Der Beschwerdeführer brachte in der Erstbefragung zu seinen Fluchtgründen vor, dass viele seiner Studienkollegen darauf gekommen wären, dass er zum Christentum konvertiert sei. Diese Studienkollegen hätten ihm nachspioniert und das Versteck gefunden hätten, weshalb er hätte fliehen müssen. Vor dem Bundesamt für Fremdenwesen und Asyl sprach er im Widerspruch dazu aber nur mehr von einem Studenten, der ihm nachgegangen und ihn in der Kirche beim Beten beobachtet hätte. Das Gericht verkennt zwar nicht, dass die behaupteten Vorfälle schon einige Zeit zurückliegen und deshalb Erinnerungslücken einer vollkommen detaillierten Erzählung entgegenstehen können. Auch dient die Erstbefragung "insbesondere" der Ermittlung der Identität und der Reiseroute eines Fremden und hat sich nicht auf die "näheren" Fluchtgründe zu beziehen. Ein Beweisverwertungsverbot ist dadurch jedoch nicht normiert. Die Ergebnisse der Erstbefragung können im Rahmen der freien Beweiswürdigung bei der Beurteilung einbezogen werden. Dass der Beschwerdeführer die behaupteten Ereignisse derart abändert, spricht dafür, dass es sich bei der behaupteten Verfolgung um ein konstruiertes Fluchtvorbringen zur Erlangung von Asyl handelt.
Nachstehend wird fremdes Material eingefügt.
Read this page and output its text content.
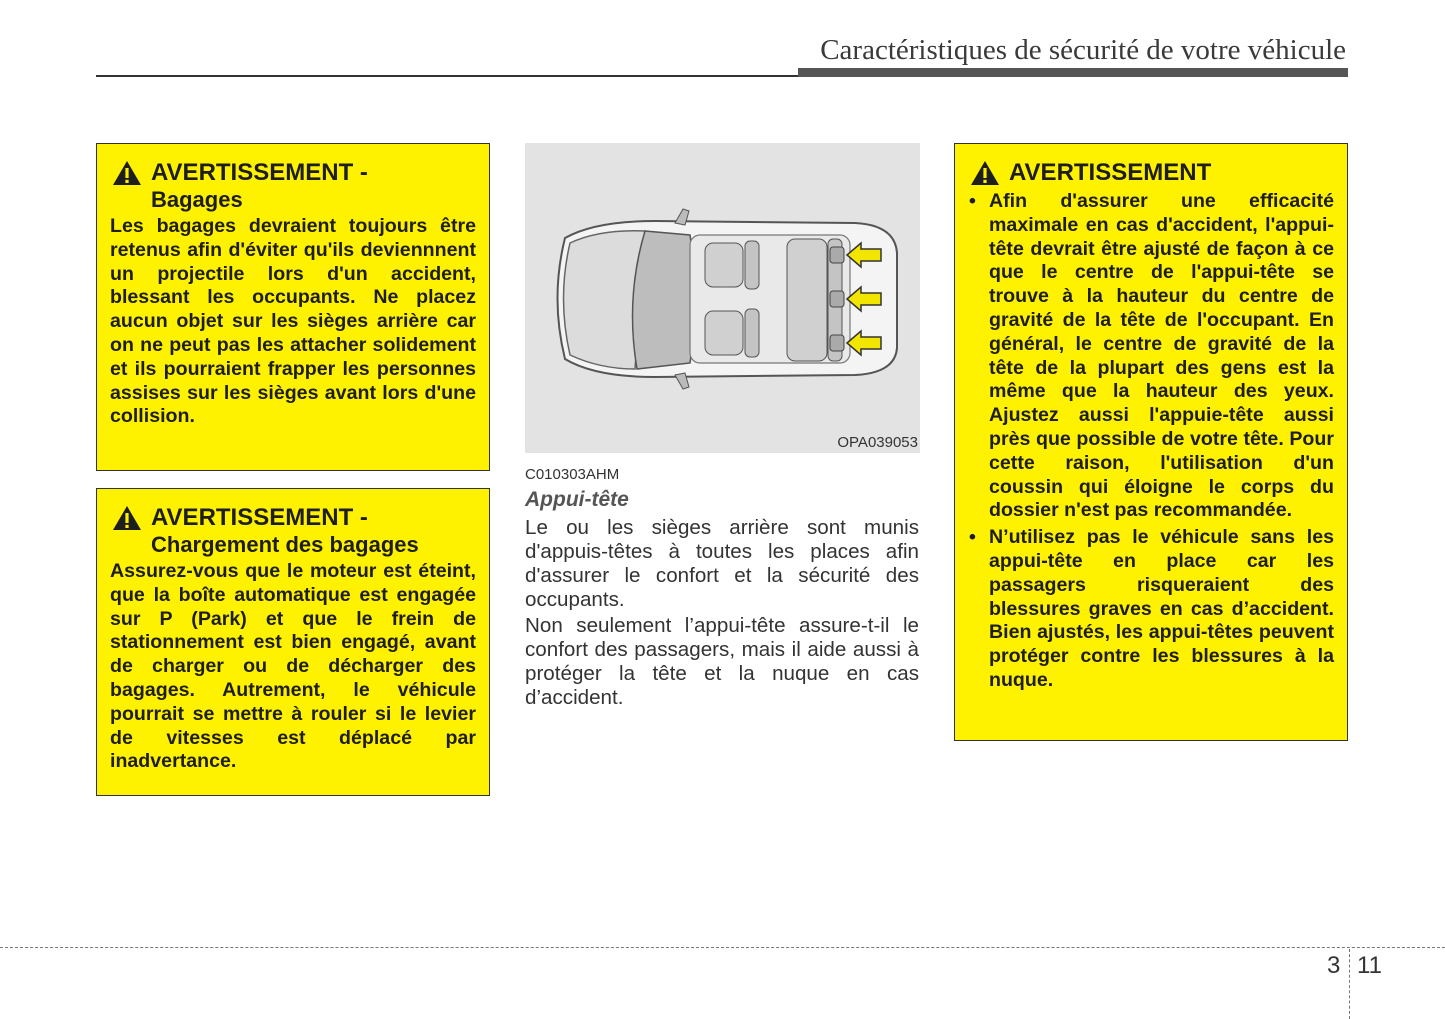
Caractéristiques de sécurité de votre véhicule
AVERTISSEMENT -
Bagages

Les bagages devraient toujours être retenus afin d'éviter qu'ils deviennnent un projectile lors d'un accident, blessant les occupants. Ne placez aucun objet sur les sièges arrière car on ne peut pas les attacher solidement et ils pourraient frapper les personnes assises sur les sièges avant lors d'une collision.

AVERTISSEMENT -
Chargement des bagages

Assurez-vous que le moteur est éteint, que la boîte automatique est engagée sur P (Park) et que le frein de stationnement est bien engagé, avant de charger ou de décharger des bagages. Autrement, le véhicule pourrait se mettre à rouler si le levier de vitesses est déplacé par inadvertance.

OPA039053
C010303AHM
Appui-tête

Le ou les sièges arrière sont munis d'appuis-têtes à toutes les places afin d'assurer le confort et la sécurité des occupants.

Non seulement l’appui-tête assure-t-il le confort des passagers, mais il aide aussi à protéger la tête et la nuque en cas d’accident.

AVERTISSEMENT
• Afin d'assurer une efficacité maximale en cas d'accident, l'appui-tête devrait être ajusté de façon à ce que le centre de l'appui-tête se trouve à la hauteur du centre de gravité de la tête de l'occupant. En général, le centre de gravité de la tête de la plupart des gens est la même que la hauteur des yeux. Ajustez aussi l'appuie-tête aussi près que possible de votre tête. Pour cette raison, l'utilisation d'un coussin qui éloigne le corps du dossier n'est pas recommandée.
• N’utilisez pas le véhicule sans les appui-tête en place car les passagers risqueraient des blessures graves en cas d’accident. Bien ajustés, les appui-têtes peuvent protéger contre les blessures à la nuque.
3 11
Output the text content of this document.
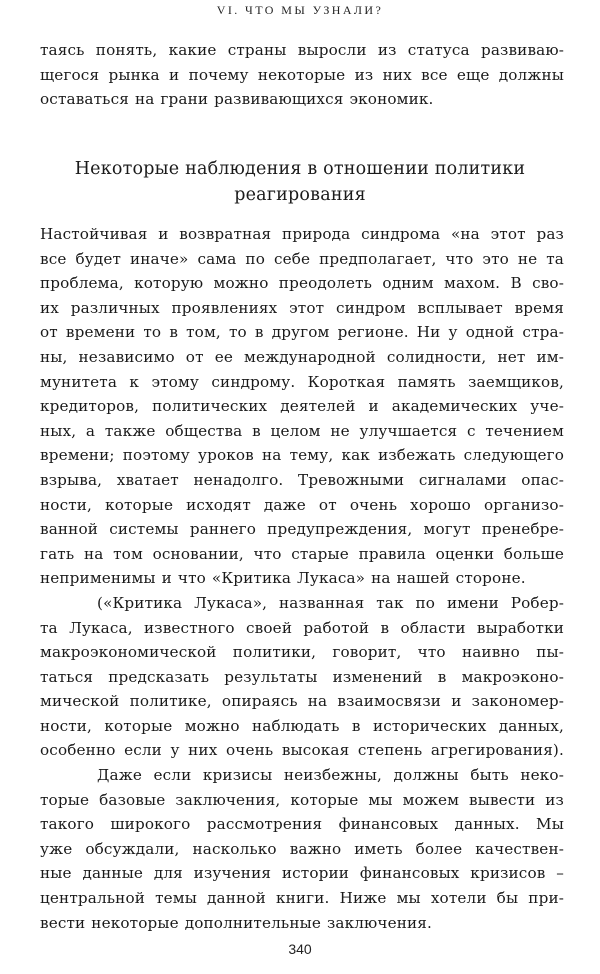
VI. ЧТО МЫ УЗНАЛИ?
таясь понять, какие страны выросли из статуса развиваю-
щегося рынка и почему некоторые из них все еще должны
оставаться на грани развивающихся экономик.
Некоторые наблюдения в отношении политики
реагирования
Настойчивая и возвратная природа синдрома «на этот раз
все будет иначе» сама по себе предполагает, что это не та
проблема, которую можно преодолеть одним махом. В сво-
их различных проявлениях этот синдром всплывает время
от времени то в том, то в другом регионе. Ни у одной стра-
ны, независимо от ее международной солидности, нет им-
мунитета к этому синдрому. Короткая память заемщиков,
кредиторов, политических деятелей и академических уче-
ных, а также общества в целом не улучшается с течением
времени; поэтому уроков на тему, как избежать следующего
взрыва, хватает ненадолго. Тревожными сигналами опас-
ности, которые исходят даже от очень хорошо организо-
ванной системы раннего предупреждения, могут пренебре-
гать на том основании, что старые правила оценки больше
неприменимы и что «Критика Лукаса» на нашей стороне.
(«Критика Лукаса», названная так по имени Робер-
та Лукаса, известного своей работой в области выработки
макроэкономической политики, говорит, что наивно пы-
таться предсказать результаты изменений в макроэконо-
мической политике, опираясь на взаимосвязи и закономер-
ности, которые можно наблюдать в исторических данных,
особенно если у них очень высокая степень агрегирования).
Даже если кризисы неизбежны, должны быть неко-
торые базовые заключения, которые мы можем вывести из
такого широкого рассмотрения финансовых данных. Мы
уже обсуждали, насколько важно иметь более качествен-
ные данные для изучения истории финансовых кризисов –
центральной темы данной книги. Ниже мы хотели бы при-
вести некоторые дополнительные заключения.
340
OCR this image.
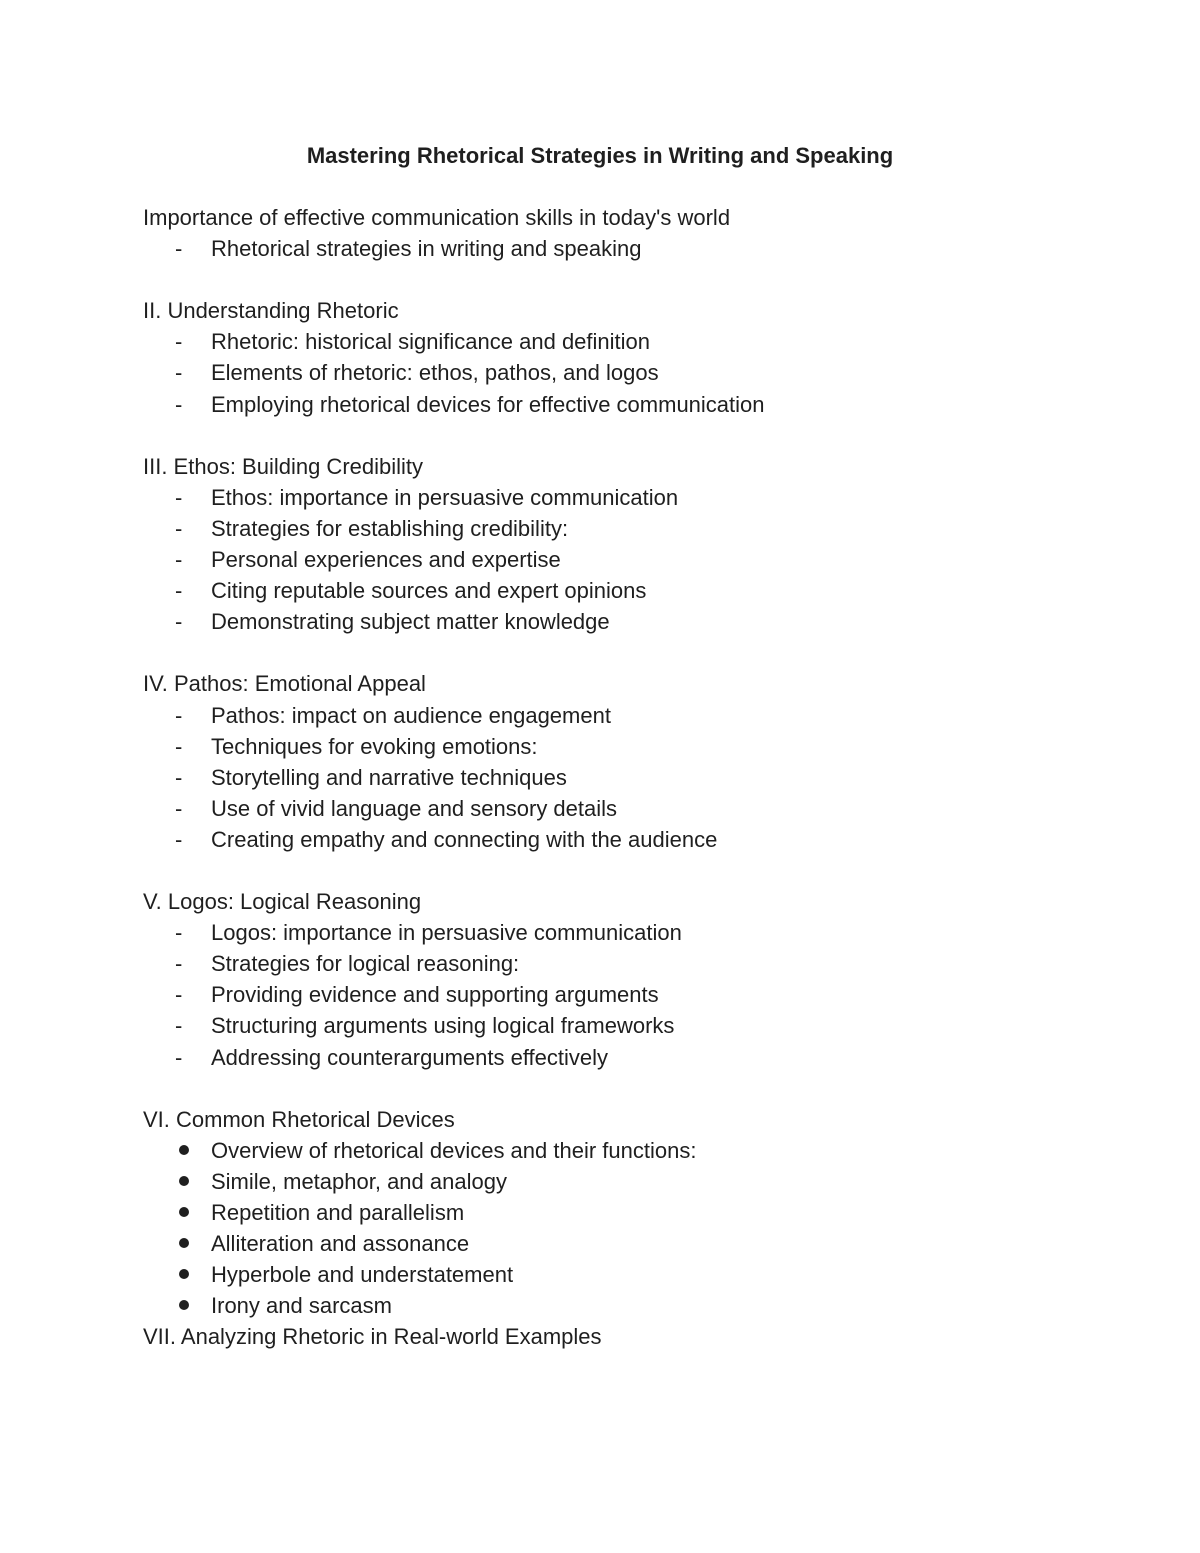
Mastering Rhetorical Strategies in Writing and Speaking

Importance of effective communication skills in today's world

-	Rhetorical strategies in writing and speaking

II. Understanding Rhetoric

-	Rhetoric: historical significance and definition
-	Elements of rhetoric: ethos, pathos, and logos
-	Employing rhetorical devices for effective communication

III. Ethos: Building Credibility

-	Ethos: importance in persuasive communication
-	Strategies for establishing credibility:
-	Personal experiences and expertise
-	Citing reputable sources and expert opinions
-	Demonstrating subject matter knowledge

IV. Pathos: Emotional Appeal

-	Pathos: impact on audience engagement
-	Techniques for evoking emotions:
-	Storytelling and narrative techniques
-	Use of vivid language and sensory details
-	Creating empathy and connecting with the audience

V. Logos: Logical Reasoning

-	Logos: importance in persuasive communication
-	Strategies for logical reasoning:
-	Providing evidence and supporting arguments
-	Structuring arguments using logical frameworks
-	Addressing counterarguments effectively

VI. Common Rhetorical Devices

Overview of rhetorical devices and their functions:
Simile, metaphor, and analogy
Repetition and parallelism
Alliteration and assonance
Hyperbole and understatement
Irony and sarcasm

VII. Analyzing Rhetoric in Real-world Examples
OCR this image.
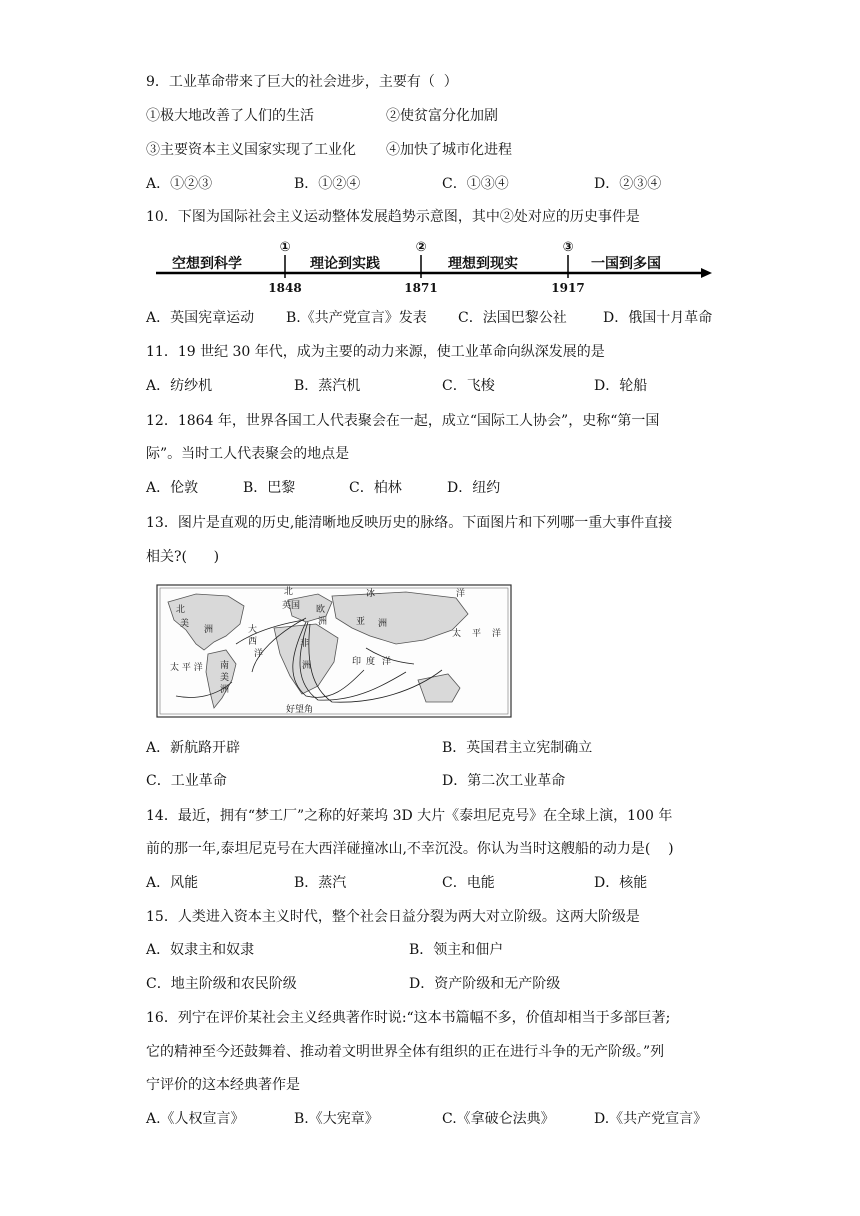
9．工业革命带来了巨大的社会进步，主要有（  ）
①极大地改善了人们的生活	②使贫富分化加剧
③主要资本主义国家实现了工业化 ④加快了城市化进程
A．①②③	B．①②④	C．①③④	D．②③④
10．下图为国际社会主义运动整体发展趋势示意图，其中②处对应的历史事件是
空想到科学	理论到实践	理想到现实	一国到多国
①	②	③
1848	1871	1917
A．英国宪章运动 B.《共产党宣言》发表 C．法国巴黎公社	D．俄国十月革命
11．19 世纪 30 年代，成为主要的动力来源，使工业革命向纵深发展的是
A．纺纱机	B．蒸汽机	C．飞梭	D．轮船
12．1864 年，世界各国工人代表聚会在一起，成立“国际工人协会”，史称“第一国
际”。当时工人代表聚会的地点是
A．伦敦	B．巴黎	C．柏林	D．纽约
13．图片是直观的历史,能清晰地反映历史的脉络。下面图片和下列哪一重大事件直接
相关?(      )
北
美
洲	大
西
洋
北	冰	洋
英国 欧
洲	亚 洲
非
洲	印 度 洋
太 平 洋
太 平 洋 南
美
洲
好望角
A．新航路开辟	B．英国君主立宪制确立
C．工业革命	D．第二次工业革命
14．最近，拥有“梦工厂”之称的好莱坞 3D 大片《泰坦尼克号》在全球上演，100 年
前的那一年,泰坦尼克号在大西洋碰撞冰山,不幸沉没。你认为当时这艘船的动力是(    )
A．风能	B．蒸汽	C．电能	D．核能
15．人类进入资本主义时代，整个社会日益分裂为两大对立阶级。这两大阶级是
A．奴隶主和奴隶	B．领主和佃户
C．地主阶级和农民阶级	D．资产阶级和无产阶级
16．列宁在评价某社会主义经典著作时说:“这本书篇幅不多，价值却相当于多部巨著;
它的精神至今还鼓舞着、推动着文明世界全体有组织的正在进行斗争的无产阶级。”列
宁评价的这本经典著作是
A.《人权宣言》	B.《大宪章》	C.《拿破仑法典》	D.《共产党宣言》
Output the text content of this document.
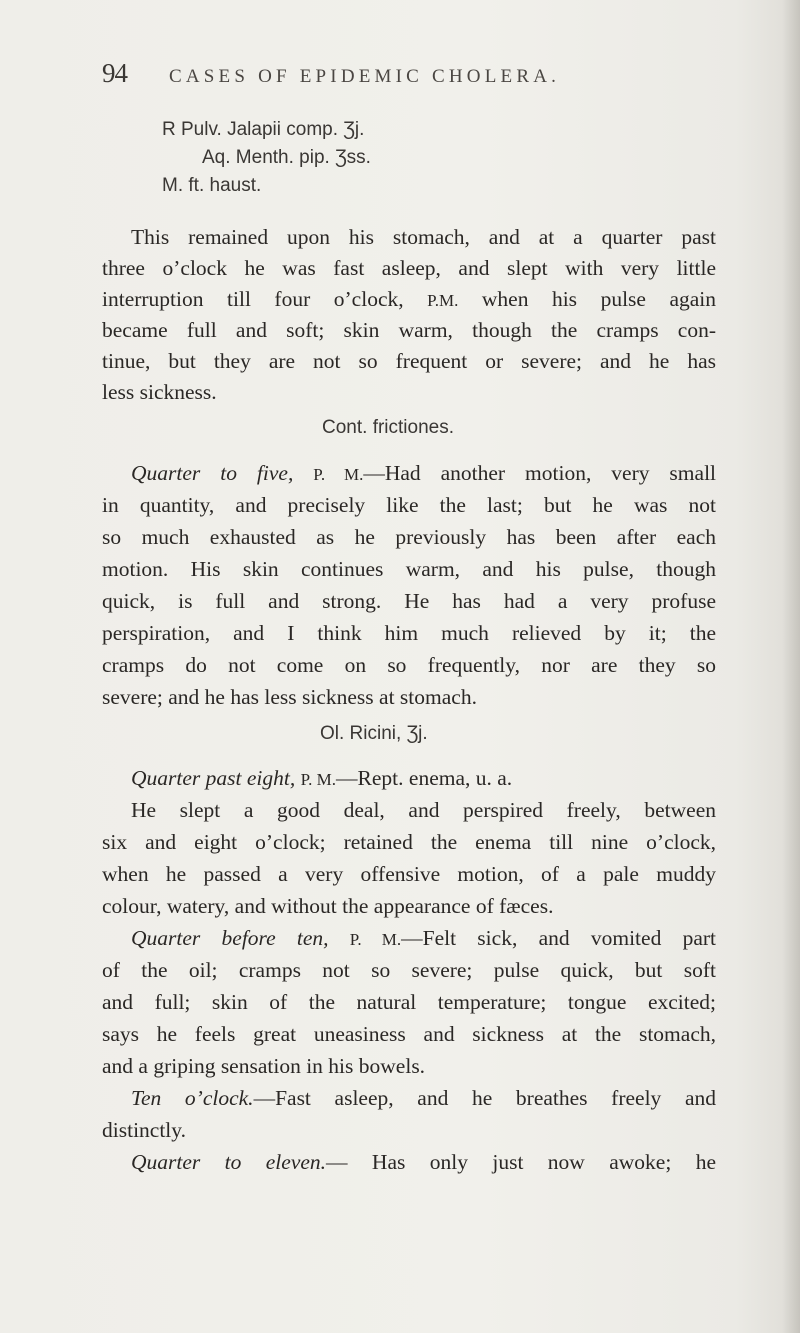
94 CASES OF EPIDEMIC CHOLERA.
R Pulv. Jalapii comp. Ʒj.
Aq. Menth. pip. Ʒss.
M. ft. haust.
This remained upon his stomach, and at a quarter past
three o’clock he was fast asleep, and slept with very little
interruption till four o’clock, P.M. when his pulse again
became full and soft; skin warm, though the cramps con-
tinue, but they are not so frequent or severe; and he has
less sickness.
Cont. frictiones.
Quarter to five, P. M.—Had another motion, very small
in quantity, and precisely like the last; but he was not
so much exhausted as he previously has been after each
motion. His skin continues warm, and his pulse, though
quick, is full and strong. He has had a very profuse
perspiration, and I think him much relieved by it; the
cramps do not come on so frequently, nor are they so
severe; and he has less sickness at stomach.
Ol. Ricini, Ʒj.
Quarter past eight, P. M.—Rept. enema, u. a.
He slept a good deal, and perspired freely, between
six and eight o’clock; retained the enema till nine o’clock,
when he passed a very offensive motion, of a pale muddy
colour, watery, and without the appearance of fæces.
Quarter before ten, P. M.—Felt sick, and vomited part
of the oil; cramps not so severe; pulse quick, but soft
and full; skin of the natural temperature; tongue excited;
says he feels great uneasiness and sickness at the stomach,
and a griping sensation in his bowels.
Ten o’clock.—Fast asleep, and he breathes freely and
distinctly.
Quarter to eleven.— Has only just now awoke; he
Hinzu kommt, dass der Beschwerdeführer vor dem Bundesamt für Fremdenwesen und Asyl zu den Gründen, warum er kein gläubiger Moslem mehr sei, lediglich vorbrachte, dass der Islam durch Angst und Strafe herrsche, es harte und schwere Regeln gebe und, dass sein Vater an einer Koranschule unterrichtet habe. In seiner gerichtlichen Befragung führte er demgegenüber aus, dass sein Vater sehr religiös gewesen sei und viel über Religion gelernt habe, dass dieser an einer Koranschule unterrichtet habe, behauptete er nicht mehr, brachte aber vor, dass sein Großvater mütterlicherseits ein Mullah gewesen sei. Auch diese Abweichungen belegen nach Ansicht des Gerichts, dass eine konstruierte Fluchtgeschichte vorliegt.
Vor dem Bundesamt für Fremdenwesen und Asyl gab er zur Frage, was für sein Interesse am Christentum ausschlaggebend war, an, dass das Christentum keine Religion, sondern ein Weg sei, um schneller mit Gott zu kommunizieren. Auch ist die behauptete Taufe in Afghanistan zu bezweifeln. Der Beschwerdeführer gab vor dem Bundesamt für Fremdenwesen an, dass er das Original seines Taufscheins mangels Kontakten nach Afghanistan nicht übermitteln lassen hätte können. Demgegenüber brachte er in seiner Beschwerde vor, dass ihm der Taufschein auf elektronischem Weg übermittelt und sein Maturazeugnis per Post nachgesandt worden sei. Somit hatte der Beschwerdeführer entgegen seiner Aussage Kontakte nach Afghanistan. Bis dato hat sich der Beschwerdeführer nicht bemüht, das Original des Taufscheines vorzulegen. Die spricht ebenfalls dafür, dass die behauptete Konversion in Afghanistan nicht stattgefunden hat.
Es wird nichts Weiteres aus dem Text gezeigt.